How COVID-10 is affecting cardiology: ACE2 fears and cath lab curbs

An analysis of comorbidities in three series of COVID-19 cases from Wuhan in China supports an association between increased expression of angiotensin-converting enzyme 2 (ACE2) and more severe and fatal disease.

The correspondence, published in Lancet Respiratory Medicine, said the most frequent comorbidities reported in patients with COVID-19 were often treated with ACE inhibitors.

The studies – here, here and here – identified cerebrovascular disease, diabetes and hypertension as the major comorbidities in severe and fatal COVID-19 cases.

Professor Michael Roth, from the Department of Biomedicine and Internal Medicine at the Basel University Hospital in Switzerland, and colleagues said coronaviruses including SARS-CoV and SARSCoV-2 bind to their target cells through ACE2 which is expressed by epithelial cells of the lung, intestine, kidney, and blood vessels.

“The expression of ACE2 is substantially increased in patients with type 1 or type 2 diabetes, who are treated with ACE inhibitors and angiotensin II type-I receptor blockers (ARBs),” they wrote.

“Hypertension is also treated with ACE inhibitors and ARBs, which results in an upregulation of ACE2. ACE2 can also be increased by thiazolidinediones and ibuprofen.”

“These data suggest that ACE2 expression is increased in diabetes and treatment with ACE inhibitors and ARBs increases ACE2 expression. Consequently, the increased expression of ACE2 would facilitate infection with COVID-19.”

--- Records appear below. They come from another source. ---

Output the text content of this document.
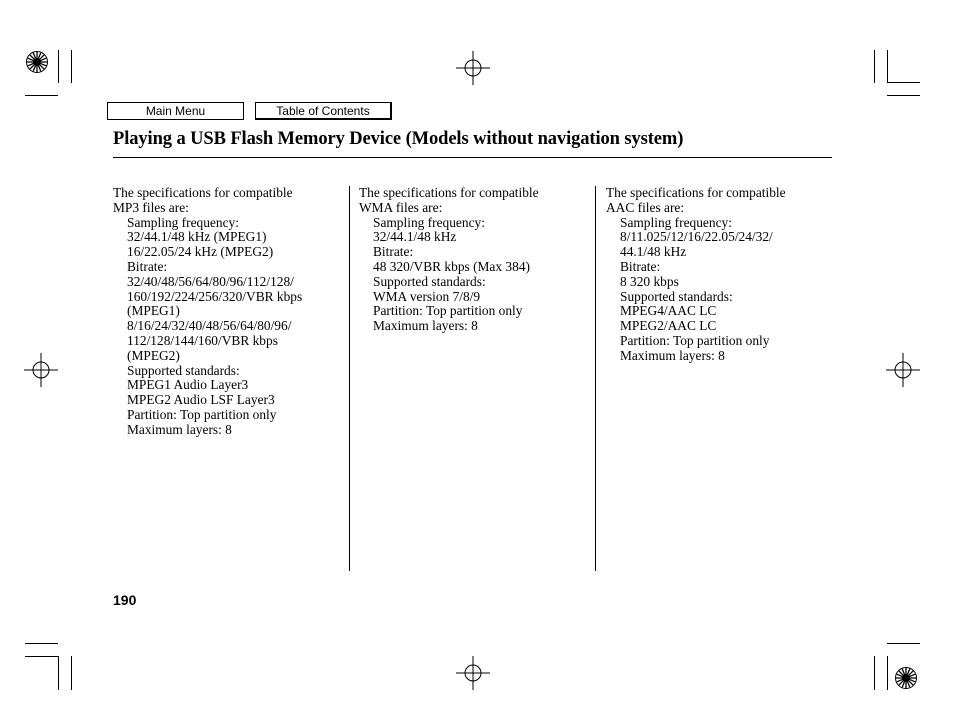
Main Menu	Table of Contents
Playing a USB Flash Memory Device (Models without navigation system)
The specifications for compatible
MP3 files are:
Sampling frequency:
32/44.1/48 kHz (MPEG1)
16/22.05/24 kHz (MPEG2)
Bitrate:
32/40/48/56/64/80/96/112/128/
160/192/224/256/320/VBR kbps
(MPEG1)
8/16/24/32/40/48/56/64/80/96/
112/128/144/160/VBR kbps
(MPEG2)
Supported standards:
MPEG1 Audio Layer3
MPEG2 Audio LSF Layer3
Partition: Top partition only
Maximum layers: 8
The specifications for compatible
WMA files are:
Sampling frequency:
32/44.1/48 kHz
Bitrate:
48 320/VBR kbps (Max 384)
Supported standards:
WMA version 7/8/9
Partition: Top partition only
Maximum layers: 8
The specifications for compatible
AAC files are:
Sampling frequency:
8/11.025/12/16/22.05/24/32/
44.1/48 kHz
Bitrate:
8 320 kbps
Supported standards:
MPEG4/AAC LC
MPEG2/AAC LC
Partition: Top partition only
Maximum layers: 8
190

They said their hypothesis, that diabetes and hypertension treatment with ACE2-stimulating drugs increases the risk of developing severe and fatal COVID-19, was conflicting because ACE2 also reduces inflammation and has been suggested as a potential new therapy for inflammatory lung diseases, cancer, diabetes and hypertension.

“A further aspect that should be investigated is the genetic predisposition for an increased risk of SARS-CoV-2 infection, which might be due to ACE2 polymorphisms that have been linked to diabetes mellitus, cerebral stroke, and hypertension, specifically in Asian populations.”

“Summarising this information, the sensitivity of an individual might result from a combination of both therapy and ACE2 polymorphism.”

They suggested ACE inhibitors and ARBs should be monitored in patients with cardiac diseases, hypertension, or diabetes who were at higher risk of severe COVID-19. There was no evidence that calcium channel blockers increased ACE2 expression.

However cardiologists have said there is currently “no clinical evidence to show that ACE inhibitors or ARBs either worsen susceptibility to COVID-19 infection or affect the outcomes of those infected.”

A statement from the High Blood Pressure Research Council of Australia said its views were shared by the International Society of Hypertension, the European Society of Hypertension, and the European Society of Cardiology Council on Hypertension.

“In the absence of data and in view of the documented beneficial health effects of these medicines in patients with elevated blood pressure and other cardiac conditions the HBPRCA recommends that the routine use of ACE-Inhibitors or ARBs should continue and patients should not cease blood pressure lowering medications unless advised to do so by their physician.”

Associate Professor Nigel Jepson

Clinical director of the Eastern Heart Clinic and senior staff specialist at the Prince of Wales Hospital Associate Professor Nigel Jepson told the limbic the evidence presented was observational and with small numbers.

“It’s really speculative at best that treatment with these drugs in the context of COVID-19 is related to infectivity or increases the consequence of infection. We strongly recommend doctors and their patients continue their treatments.”

The ESC has also put out an advisory statement warning against discontinuation of antihypertensive therapy.

Professor Jepson said cardiologists were concerned that their older patients with CVD and other risk factors were more likely to develop complications if they contracted COVID-19.

“We’re encouraging the cancellation of routine, non-urgent follow up in our clinics and our rooms and we are warning our patients to expect a call. Obviously we are seeing urgent patients with new or changing symptoms,” he said.

“From a cath lab point of view we are in active discussion about the timing of cutting back on electives. We haven’t the formal word from our area but it has been implied and we are just working out how to do it with public and private patients.”

He said the threat of a diminished workforce, PPE shortages and reduced ICU availability meant a lot of possibilities were being considered.

“The message we are getting from Europe is we can’t be too prepared.”